Face à ces questions qu'il estime « en suspens », le délégué associatif pointe en tout cas une concertation où la CNR « n'apporte que des réponses partielles, voire pas de réponse » à ces enjeux : « Nous sommes en amont d'une décision de l'Etat pour la poursuite du projet, et nous voyons qu'il n'y a pas les éléments pour sa prise de décision ».
« Rhônergia ne créera pas plus de risques que ce qui existe déjà aujourd'hui », répond Olivier Le Berre, directeur du projet.
Et sur le régime sédimentaire en particulier, le directeur du projet déclare avoir apporté des « premiers éléments » de réponse : « Nous sommes sur un tronçon avec un forte pente. Dans le secteur du projet, il y a très peu de sédiments, parce que nous avons un fort débit. Seuls les sédiments fins viennent jusqu'à nous depuis l'amont, car il n'y a plus de sédiments grossiers.

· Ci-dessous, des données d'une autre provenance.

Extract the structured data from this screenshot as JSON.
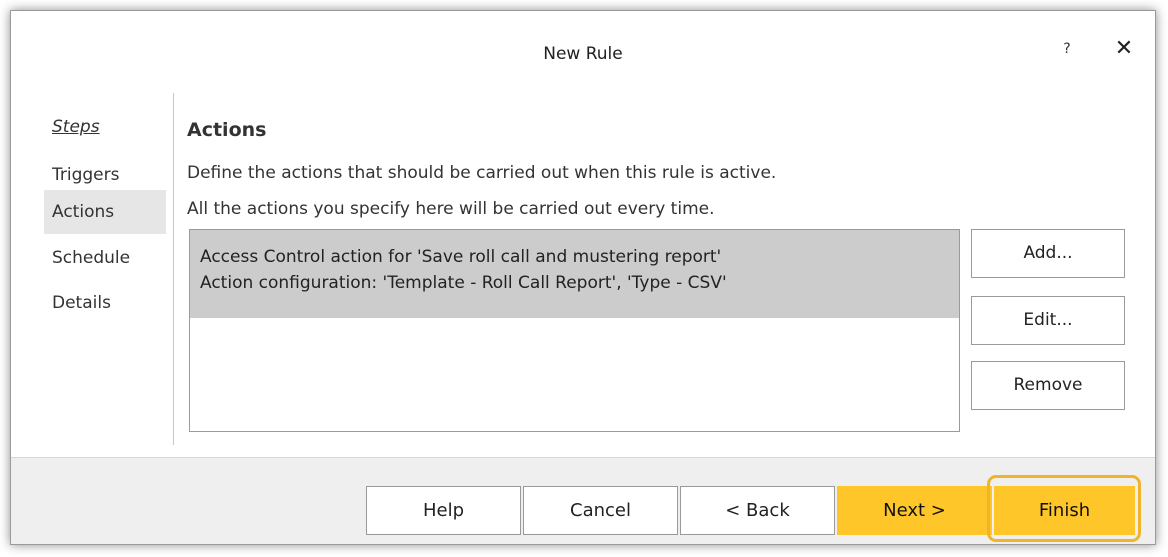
{
  "window": {
    "title": "New Rule",
    "help_label": "?",
    "close_label": "✕"
  },
  "sidebar": {
    "heading": "Steps",
    "items": [
      {
        "label": "Triggers",
        "active": false
      },
      {
        "label": "Actions",
        "active": true
      },
      {
        "label": "Schedule",
        "active": false
      },
      {
        "label": "Details",
        "active": false
      }
    ]
  },
  "main": {
    "title": "Actions",
    "description_line1": "Define the actions that should be carried out when this rule is active.",
    "description_line2": "All the actions you specify here will be carried out every time.",
    "actions_list": [
      {
        "line1": "Access Control action for 'Save roll call and mustering report'",
        "line2": "Action configuration: 'Template - Roll Call Report', 'Type - CSV'",
        "selected": true
      }
    ],
    "buttons": {
      "add": "Add...",
      "edit": "Edit...",
      "remove": "Remove"
    }
  },
  "footer": {
    "help": "Help",
    "cancel": "Cancel",
    "back": "< Back",
    "next": "Next >",
    "finish": "Finish"
  },
  "colors": {
    "accent": "#ffc629",
    "highlight_outline": "#f0b429",
    "selected_row": "#cccccc",
    "active_step": "#e6e6e6"
  }
}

De même, le site ne stocke que peu d'éléments polluants depuis dix ans ».
Vers une première décision de l'Etat mi-2024
Mais des réponses plus détaillées ne viendraient qu'après les trois années nécessaires à l'étude d'impact, qui pourrait être lancée sur décision de l'Etat, à l'issue de la concertation préalable, soit mi-2024.
Et si cette étude a lieu, ce ne serait qu'à son issue, en plus de nouvelles phases réglementaires et de l'enquête publique (pour l'heure balisée fin 2027), qu'une décision finale de l'Etat serait prise concernant la construction du barrage.

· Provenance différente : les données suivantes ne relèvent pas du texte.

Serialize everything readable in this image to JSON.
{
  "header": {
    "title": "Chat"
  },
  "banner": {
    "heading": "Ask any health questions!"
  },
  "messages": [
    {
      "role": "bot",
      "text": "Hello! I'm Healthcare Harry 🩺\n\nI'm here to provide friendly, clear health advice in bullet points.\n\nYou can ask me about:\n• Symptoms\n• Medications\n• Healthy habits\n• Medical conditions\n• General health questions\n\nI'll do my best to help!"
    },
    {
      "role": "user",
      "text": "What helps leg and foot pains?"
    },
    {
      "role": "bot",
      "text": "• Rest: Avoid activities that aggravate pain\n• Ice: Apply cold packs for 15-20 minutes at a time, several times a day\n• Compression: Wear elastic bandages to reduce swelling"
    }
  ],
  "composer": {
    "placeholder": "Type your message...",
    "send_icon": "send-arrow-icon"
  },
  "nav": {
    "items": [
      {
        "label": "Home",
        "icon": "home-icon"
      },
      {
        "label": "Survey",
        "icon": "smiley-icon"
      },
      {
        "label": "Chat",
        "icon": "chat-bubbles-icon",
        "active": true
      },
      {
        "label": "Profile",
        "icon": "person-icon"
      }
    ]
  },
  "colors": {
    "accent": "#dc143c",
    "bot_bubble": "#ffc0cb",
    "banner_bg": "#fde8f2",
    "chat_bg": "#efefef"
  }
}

Un « temps long » qu'Olivier Le Berre juge aussi « nécessaire » pour « implanter un projet dans un territoire avec toute sa complexité et ses interfaces, dont le sujet de la centrale nucléaire du Bugey à proximité, comme celui du champ captant de la métropole » :
« Nous nous engageons à mettre en place un dispositif de dialogue, d'échange de données, d'études conjointes, pour garantir que le projet ne mette pas en difficulté le fonctionnement du champ captant de la Métropole, et ne péjore pas la santé publique, objectif auquel nous ne transigeons pas ».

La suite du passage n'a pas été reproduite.